I wouldn’t blame the World Baseball Classic for Edwin Diaz’s knee injury, although it’s fair to say no one enthusiastically celebrates a spring training victory, except maybe the Marlins.
Baseball players get hurt in regular games, too. They get hurt getting out of cars, they sometimes get hurt closing car doors or changing their socks.
Baseball is a stressful game, even if it’s usually not a contact sport. Injury lists are crowded. Most of them look like the 6 train at rush hour.
I wouldn’t blame the Mets’ history, either. The Mets were relatively fortunate last year, except for Jacob deGrom, of course, and I’ll guess he’ll hits the injured list a time or two in Texas.
This is a big blow, no doubt about that. But this $364 million team — now $344 million — can withstand this.
This is devastating for Diaz, who is one of the most beloved people in their clubhouse, a consistently positive force with a sweet nature and unbreakable loyalty. This isn’t good for anyone of course, and the freak nature of it, coming as it did in a very brief celebration following a WBC victory for Puerto Rico, is especially galling.
The eight-month estimate isn’t good, either, especially considering October is the eighth month from now, meaning the timetable is just as bad as it needs to be.
But be thankful for small things. Be thankful it isn’t an arm injury, which could dog a pitcher for years and make the Mets regret Diaz’s record $102 million reliever contract.
Be even more thankful the Mets can withstand this. Sure, Diaz is a major loss — assuming initial estimates prove correct and it’s an eight-month injury — and he will be badly missed.
He is one of the game’s three best closers, along with Emmanuel Clase and Josh Hader, and based on his nearly perfect 2022 season, I’d rank him ahead of those other two. He will be missed for the “Narco” song that got Citi Field rocking. But he will be missed mostly for that fastball/slider mix that proved unhittable in his special season of 2022.
Be thankful that the Mets have a better replacement candidate than most. That would be David Robertson, the ex-Yankee David Robertson, who has 157 career saves, including 20 last year (14 for the Cubs, six for the hated Phillies). While he doesn’t quite have the stuff when he was setting up for Mariano Rivera in The Bronx, he does have big stones, which is really the No. 1 prerequisite.

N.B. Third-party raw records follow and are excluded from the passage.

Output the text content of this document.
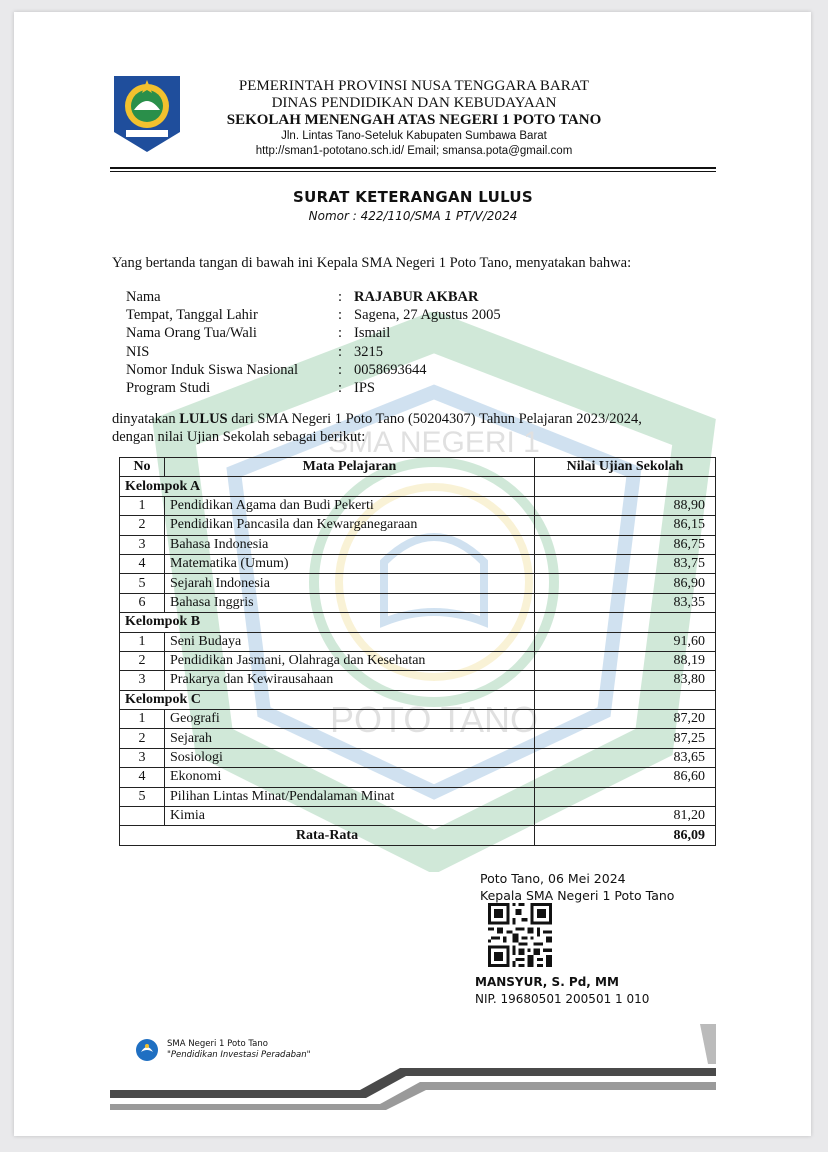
POTO TANO
SMA NEGERI 1
PEMERINTAH PROVINSI NUSA TENGGARA BARAT
DINAS PENDIDIKAN DAN KEBUDAYAAN
SEKOLAH MENENGAH ATAS NEGERI 1 POTO TANO
Jln. Lintas Tano-Seteluk Kabupaten Sumbawa Barat
http://sman1-pototano.sch.id/ Email; smansa.pota@gmail.com
SURAT KETERANGAN LULUS
Nomor : 422/110/SMA 1 PT/V/2024
Yang bertanda tangan di bawah ini Kepala SMA Negeri 1 Poto Tano, menyatakan bahwa:
Nama	: RAJABUR AKBAR
Tempat, Tanggal Lahir	: Sagena, 27 Agustus 2005
Nama Orang Tua/Wali	: Ismail
NIS	: 3215
Nomor Induk Siswa Nasional	: 0058693644
Program Studi	: IPS
dinyatakan LULUS dari SMA Negeri 1 Poto Tano (50204307) Tahun Pelajaran 2023/2024,
dengan nilai Ujian Sekolah sebagai berikut:
No	Mata Pelajaran	Nilai Ujian Sekolah
Kelompok A		
1	Pendidikan Agama dan Budi Pekerti	88,90
2	Pendidikan Pancasila dan Kewarganegaraan	86,15
3	Bahasa Indonesia	86,75
4	Matematika (Umum)	83,75
5	Sejarah Indonesia	86,90
6	Bahasa Inggris	83,35
Kelompok B		
1	Seni Budaya	91,60
2	Pendidikan Jasmani, Olahraga dan Kesehatan	88,19
3	Prakarya dan Kewirausahaan	83,80
Kelompok C		
1	Geografi	87,20
2	Sejarah	87,25
3	Sosiologi	83,65
4	Ekonomi	86,60
5	Pilihan Lintas Minat/Pendalaman Minat	
	Kimia	81,20
Rata-Rata		86,09
Poto Tano, 06 Mei 2024
Kepala SMA Negeri 1 Poto Tano
MANSYUR, S. Pd, MM
NIP. 19680501 200501 1 010
SMA Negeri 1 Poto Tano
"Pendidikan Investasi Peradaban"
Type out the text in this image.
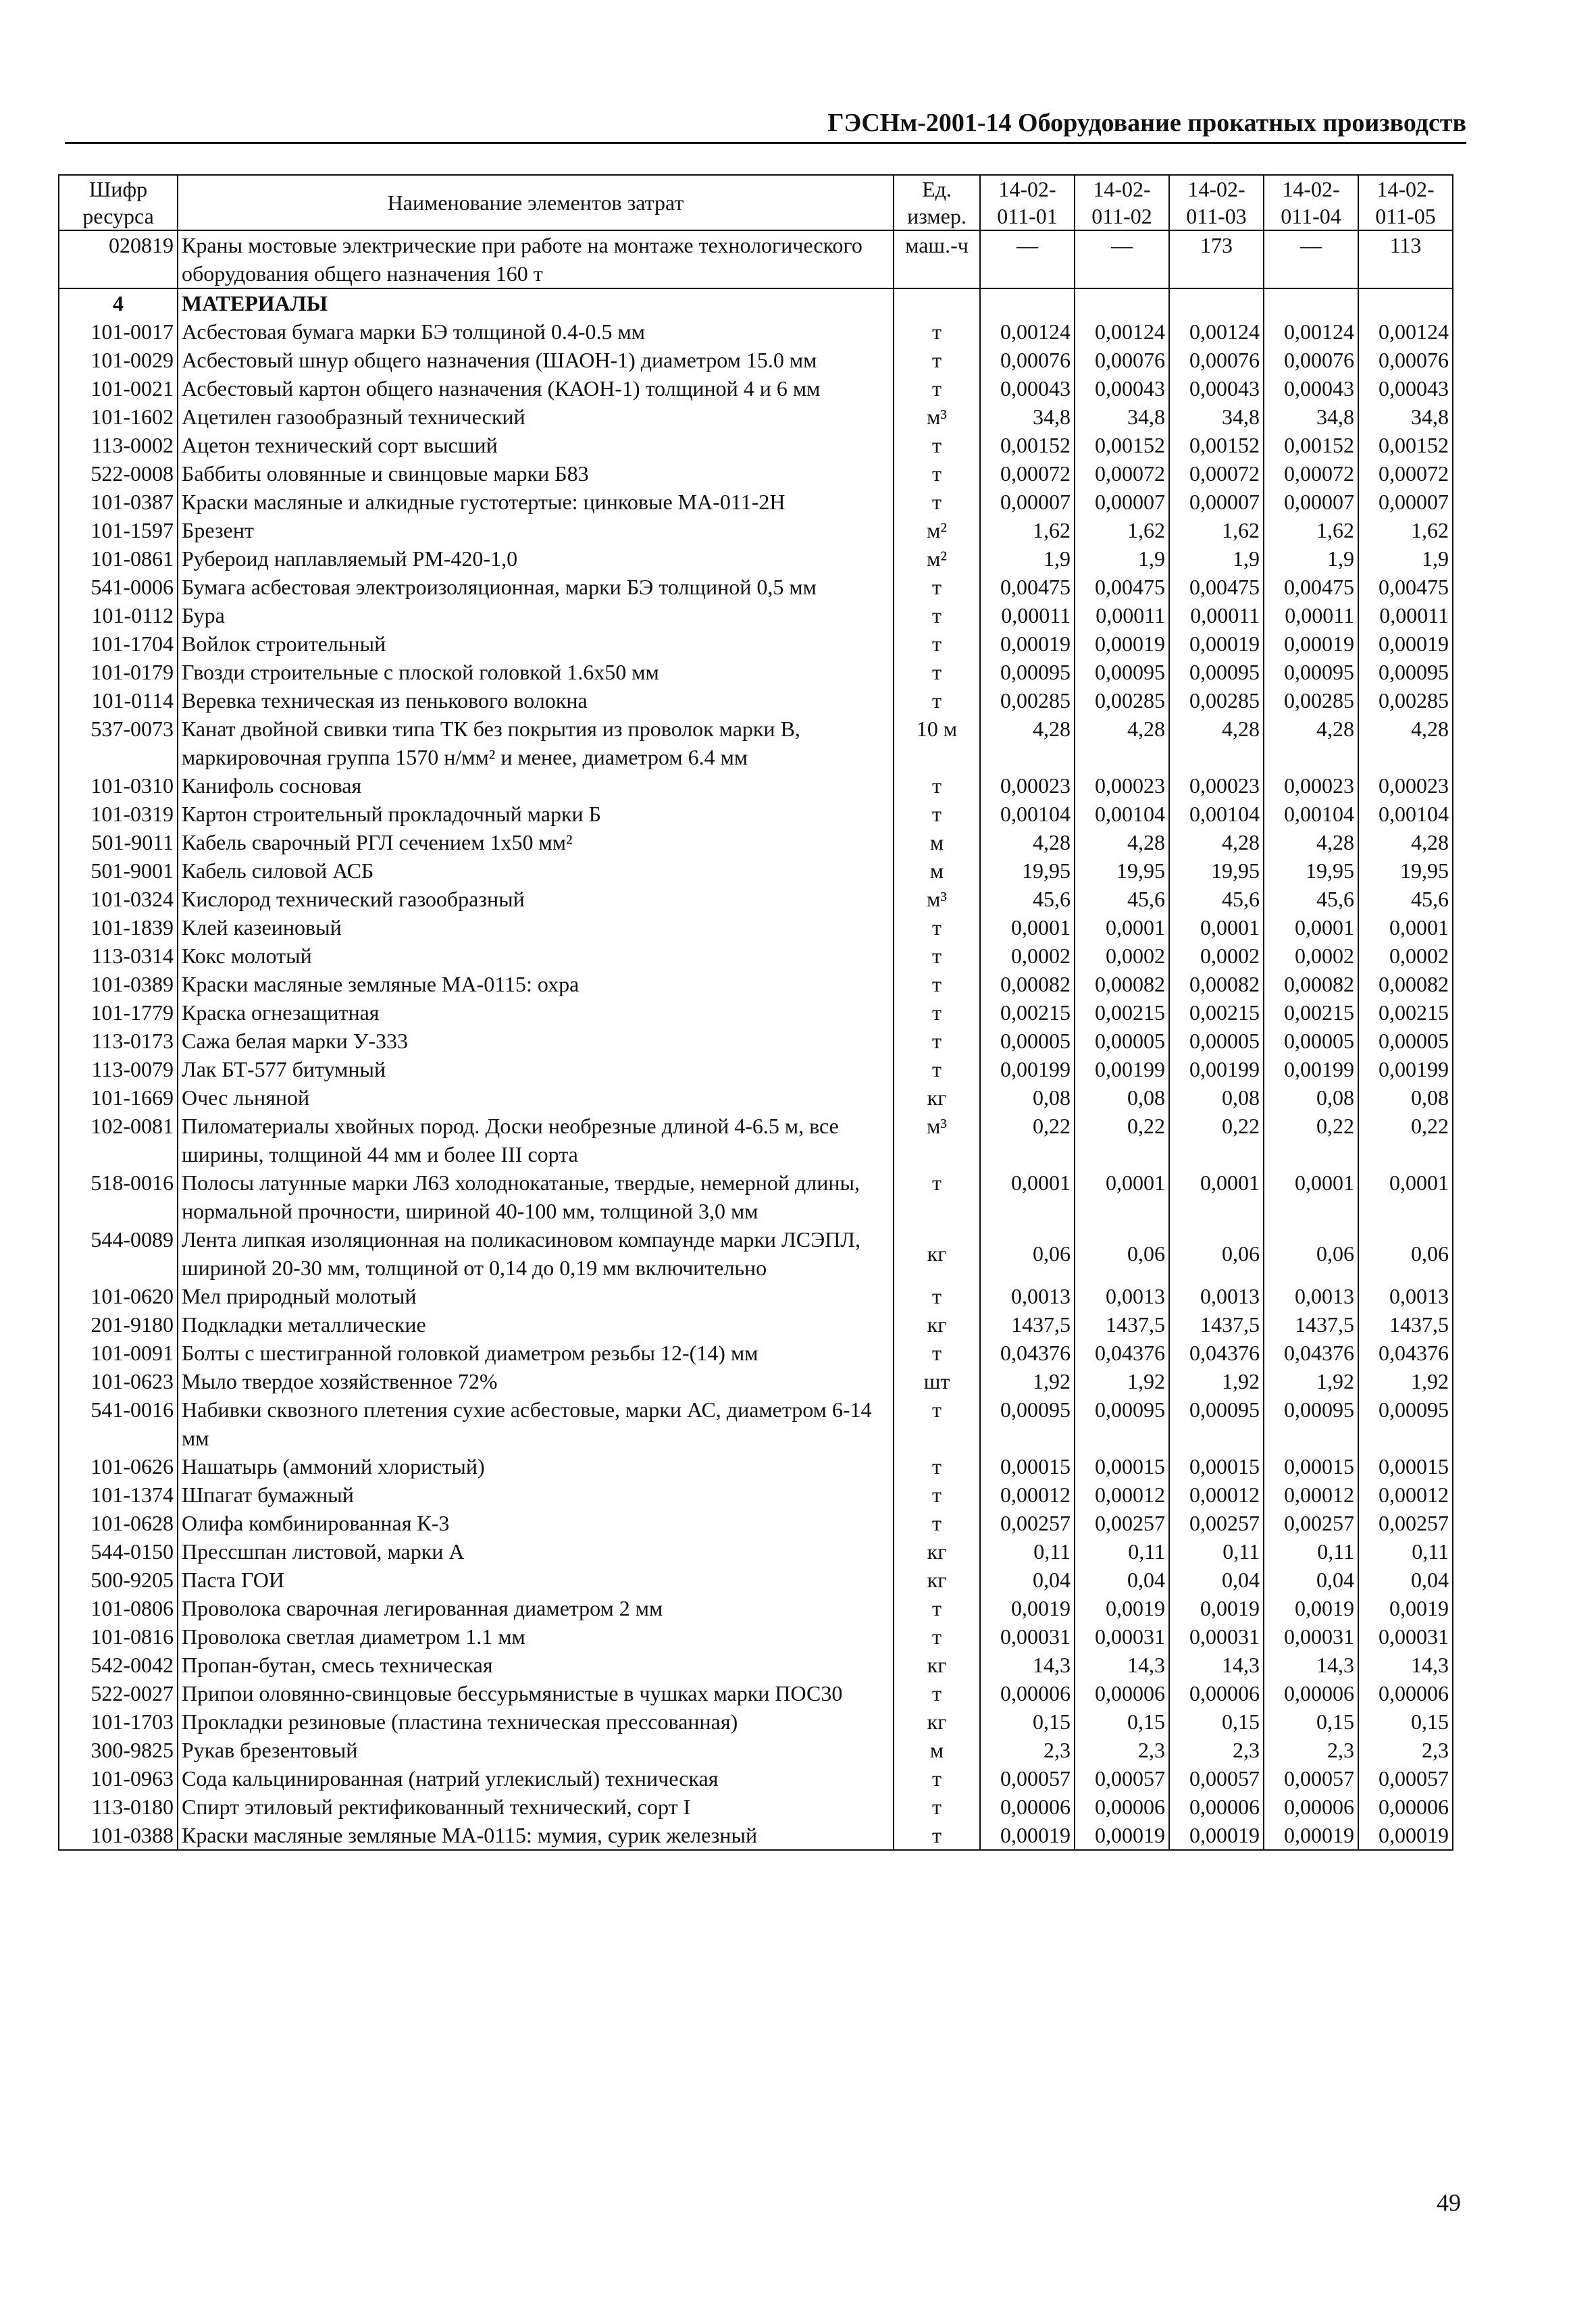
ГЭСНм-2001-14 Оборудование прокатных производств
Шифр ресурса	Наименование элементов затрат	Ед. измер.	14-02-011-01	14-02-011-02	14-02-011-03	14-02-011-04	14-02-011-05
020819	Краны мостовые электрические при работе на монтаже технологического оборудования общего назначения 160 т	маш.-ч	—	—	173	—	113
4	МАТЕРИАЛЫ						
101-0017	Асбестовая бумага марки БЭ толщиной 0.4-0.5 мм	т	0,00124	0,00124	0,00124	0,00124	0,00124
101-0029	Асбестовый шнур общего назначения (ШАОН-1) диаметром 15.0 мм	т	0,00076	0,00076	0,00076	0,00076	0,00076
101-0021	Асбестовый картон общего назначения (КАОН-1) толщиной 4 и 6 мм	т	0,00043	0,00043	0,00043	0,00043	0,00043
101-1602	Ацетилен газообразный технический	м³	34,8	34,8	34,8	34,8	34,8
113-0002	Ацетон технический сорт высший	т	0,00152	0,00152	0,00152	0,00152	0,00152
522-0008	Баббиты оловянные и свинцовые марки Б83	т	0,00072	0,00072	0,00072	0,00072	0,00072
101-0387	Краски масляные и алкидные густотертые: цинковые МА-011-2Н	т	0,00007	0,00007	0,00007	0,00007	0,00007
101-1597	Брезент	м²	1,62	1,62	1,62	1,62	1,62
101-0861	Рубероид наплавляемый РМ-420-1,0	м²	1,9	1,9	1,9	1,9	1,9
541-0006	Бумага асбестовая электроизоляционная, марки БЭ толщиной 0,5 мм	т	0,00475	0,00475	0,00475	0,00475	0,00475
101-0112	Бура	т	0,00011	0,00011	0,00011	0,00011	0,00011
101-1704	Войлок строительный	т	0,00019	0,00019	0,00019	0,00019	0,00019
101-0179	Гвозди строительные с плоской головкой 1.6х50 мм	т	0,00095	0,00095	0,00095	0,00095	0,00095
101-0114	Веревка техническая из пенькового волокна	т	0,00285	0,00285	0,00285	0,00285	0,00285
537-0073	Канат двойной свивки типа ТК без покрытия из проволок марки В, маркировочная группа 1570 н/мм² и менее, диаметром 6.4 мм	10 м	4,28	4,28	4,28	4,28	4,28
101-0310	Канифоль сосновая	т	0,00023	0,00023	0,00023	0,00023	0,00023
101-0319	Картон строительный прокладочный марки Б	т	0,00104	0,00104	0,00104	0,00104	0,00104
501-9011	Кабель сварочный РГЛ сечением 1х50 мм²	м	4,28	4,28	4,28	4,28	4,28
501-9001	Кабель силовой АСБ	м	19,95	19,95	19,95	19,95	19,95
101-0324	Кислород технический газообразный	м³	45,6	45,6	45,6	45,6	45,6
101-1839	Клей казеиновый	т	0,0001	0,0001	0,0001	0,0001	0,0001
113-0314	Кокс молотый	т	0,0002	0,0002	0,0002	0,0002	0,0002
101-0389	Краски масляные земляные МА-0115: охра	т	0,00082	0,00082	0,00082	0,00082	0,00082
101-1779	Краска огнезащитная	т	0,00215	0,00215	0,00215	0,00215	0,00215
113-0173	Сажа белая марки У-333	т	0,00005	0,00005	0,00005	0,00005	0,00005
113-0079	Лак БТ-577 битумный	т	0,00199	0,00199	0,00199	0,00199	0,00199
101-1669	Очес льняной	кг	0,08	0,08	0,08	0,08	0,08
102-0081	Пиломатериалы хвойных пород. Доски необрезные длиной 4-6.5 м, все ширины, толщиной 44 мм и более III сорта	м³	0,22	0,22	0,22	0,22	0,22
518-0016	Полосы латунные марки Л63 холоднокатаные, твердые, немерной длины, нормальной прочности, шириной 40-100 мм, толщиной 3,0 мм	т	0,0001	0,0001	0,0001	0,0001	0,0001
544-0089	Лента липкая изоляционная на поликасиновом компаунде марки ЛСЭПЛ, шириной 20-30 мм, толщиной от 0,14 до 0,19 мм включительно	кг	0,06	0,06	0,06	0,06	0,06
101-0620	Мел природный молотый	т	0,0013	0,0013	0,0013	0,0013	0,0013
201-9180	Подкладки металлические	кг	1437,5	1437,5	1437,5	1437,5	1437,5
101-0091	Болты с шестигранной головкой диаметром резьбы 12-(14) мм	т	0,04376	0,04376	0,04376	0,04376	0,04376
101-0623	Мыло твердое хозяйственное 72%	шт	1,92	1,92	1,92	1,92	1,92
541-0016	Набивки сквозного плетения сухие асбестовые, марки АС, диаметром 6-14 мм	т	0,00095	0,00095	0,00095	0,00095	0,00095
101-0626	Нашатырь (аммоний хлористый)	т	0,00015	0,00015	0,00015	0,00015	0,00015
101-1374	Шпагат бумажный	т	0,00012	0,00012	0,00012	0,00012	0,00012
101-0628	Олифа комбинированная К-3	т	0,00257	0,00257	0,00257	0,00257	0,00257
544-0150	Прессшпан листовой, марки А	кг	0,11	0,11	0,11	0,11	0,11
500-9205	Паста ГОИ	кг	0,04	0,04	0,04	0,04	0,04
101-0806	Проволока сварочная легированная диаметром 2 мм	т	0,0019	0,0019	0,0019	0,0019	0,0019
101-0816	Проволока светлая диаметром 1.1 мм	т	0,00031	0,00031	0,00031	0,00031	0,00031
542-0042	Пропан-бутан, смесь техническая	кг	14,3	14,3	14,3	14,3	14,3
522-0027	Припои оловянно-свинцовые бессурьмянистые в чушках марки ПОС30	т	0,00006	0,00006	0,00006	0,00006	0,00006
101-1703	Прокладки резиновые (пластина техническая прессованная)	кг	0,15	0,15	0,15	0,15	0,15
300-9825	Рукав брезентовый	м	2,3	2,3	2,3	2,3	2,3
101-0963	Сода кальцинированная (натрий углекислый) техническая	т	0,00057	0,00057	0,00057	0,00057	0,00057
113-0180	Спирт этиловый ректификованный технический, сорт I	т	0,00006	0,00006	0,00006	0,00006	0,00006
101-0388	Краски масляные земляные МА-0115: мумия, сурик железный	т	0,00019	0,00019	0,00019	0,00019	0,00019
49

Be thankful, too, that the Mets have the wherewithal to do what they want, and what they need. There aren’t exactly in-their-prime star closers still on the open market. But assume there will be come the deadline. And assume Steve Cohen won’t let the cost stand in their way.
They can also investigate what is out there now. Zack Britton, who once put together a Diaz-like season for Buck Showalter’s Orioles during which he allowed only four earned runs (that’s for a season, not a game!). They could take a flyer on him, and if he’s right, he’d help.
Be thankful, their system is already up to mid-pack, and they certainly have the ammunition to obtain an arm or two (it might take two to replace Diaz). The most obvious potential trade candidate that comes to mind would be Diaz’s brother, Alexis. I know it must be obvious because guys in the office were sending out texts about that possibility within a few hours of Diaz going down with what turned out to be a torn patellar tendon.
Alexis would be a great add, as he’s an extremely talented pitcher (though not as talented as Edwin) who throws extremely hard (though not as hard as Edwin) and strikes out a ton of batters (though not as many as Edwin).
He had a coming out party for Cincinnati last year, and that’s usually when the Reds begin to think about trading guys. This may be a little early even for the Reds since Alexis Diaz just emerged as a rookie in 2022.
The advantage to this, beyond already having uniforms with his name on it, are that he’s not a free agent for five years and would have the chance to combine with his brother for four of them.
Of course, the value of Alexis Diaz is huge. He whiffed 11.7 per nine innings last year, which is near-elite (although not close to his bro’s 17.1), Of course they’d want Brett Baty, Ronnie Mauricio and the Mets’ brand-spanking new scoreboard, and since it’s a small-market team, probably some money, too. In other words, I wouldn’t count on the Mets being able to immediately trade for a great replacement, whether there are family ties or not.
Be thankful especially that the Mets still have a working $344 million payroll, which means they have an outstanding team, led by that other hero of Puerto Rico, Francisco Lindor, plus NL RBI leader Pete Alonso, underrated Starling Marte and a Hall of Fame duo at the top of their rotation, Max Scherzer and Justin Verlander, former rivals who seem surprisingly friendly now.
This a huge blow, no doubt about it. But please, don’t consider it a season-killer.